Minogue heard the pages of Keating's notebook turning slowly.

"… Moved a few hot cars along and delivered the odd shotgun no questions asked. Shag was convicted three years ago for fencing stuff. He did six months… We questioned them separately but they came up clean so far. They're no strangers here. They want to know what we're holding them under."

"And is there anything ye can lean on them with? Anything around the house?"

"No, sir. A few dirty books and a new set of mechanic's tools that the likes of the Mulvaneys can't afford. And they have an independent alibi, all three of them, up'til five o'clock in the morning. Sort of tears the arse out of things," Keating spoke slowly.

"Well, they weren't saying the rosary all night. They were playing cards and drinking at a house in the village."

"All of them?" Minogue interjected.

"All of them. One of them, let me see… Shag, yes, Shag. He was put out of the game because he was blackguarding with the cards. But he sat in the kitchen, drinking with another fella."

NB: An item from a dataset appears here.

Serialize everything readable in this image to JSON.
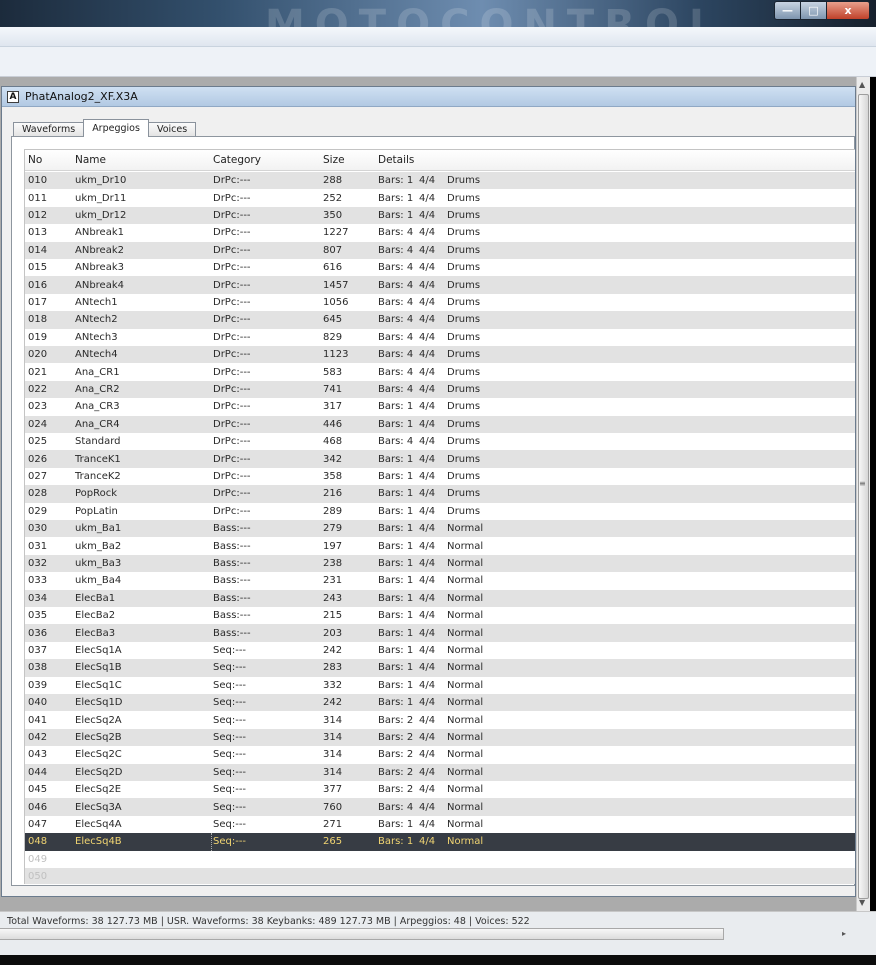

Keating filled in more details from the interviews. Minogue was half-listening. The other half of him was thinking of the drawings in Combs' house. The whorls in the granite had been rendered in all their stark softness in his drawings: stone gnawed over by centuries of wind sun and rain. How many hands had caressed those stones? These extraordinarily ordinary images in a house that was empty of any trappings of family life, those other artefacts from which Minogue had fashioned bits of his own religion. Trappings, perhaps that was a word for it, all right. Maybe Combs never wanted to be entrapped by a family, and these drawings could only be produced by a man outside the rag-and-bone comforts of a family, those things which had brought Minogue back to life. Combs a transient? For two years? A man who couldn't conceal his feeling for such stones and signs was hardly a transient. It looked like he had found something.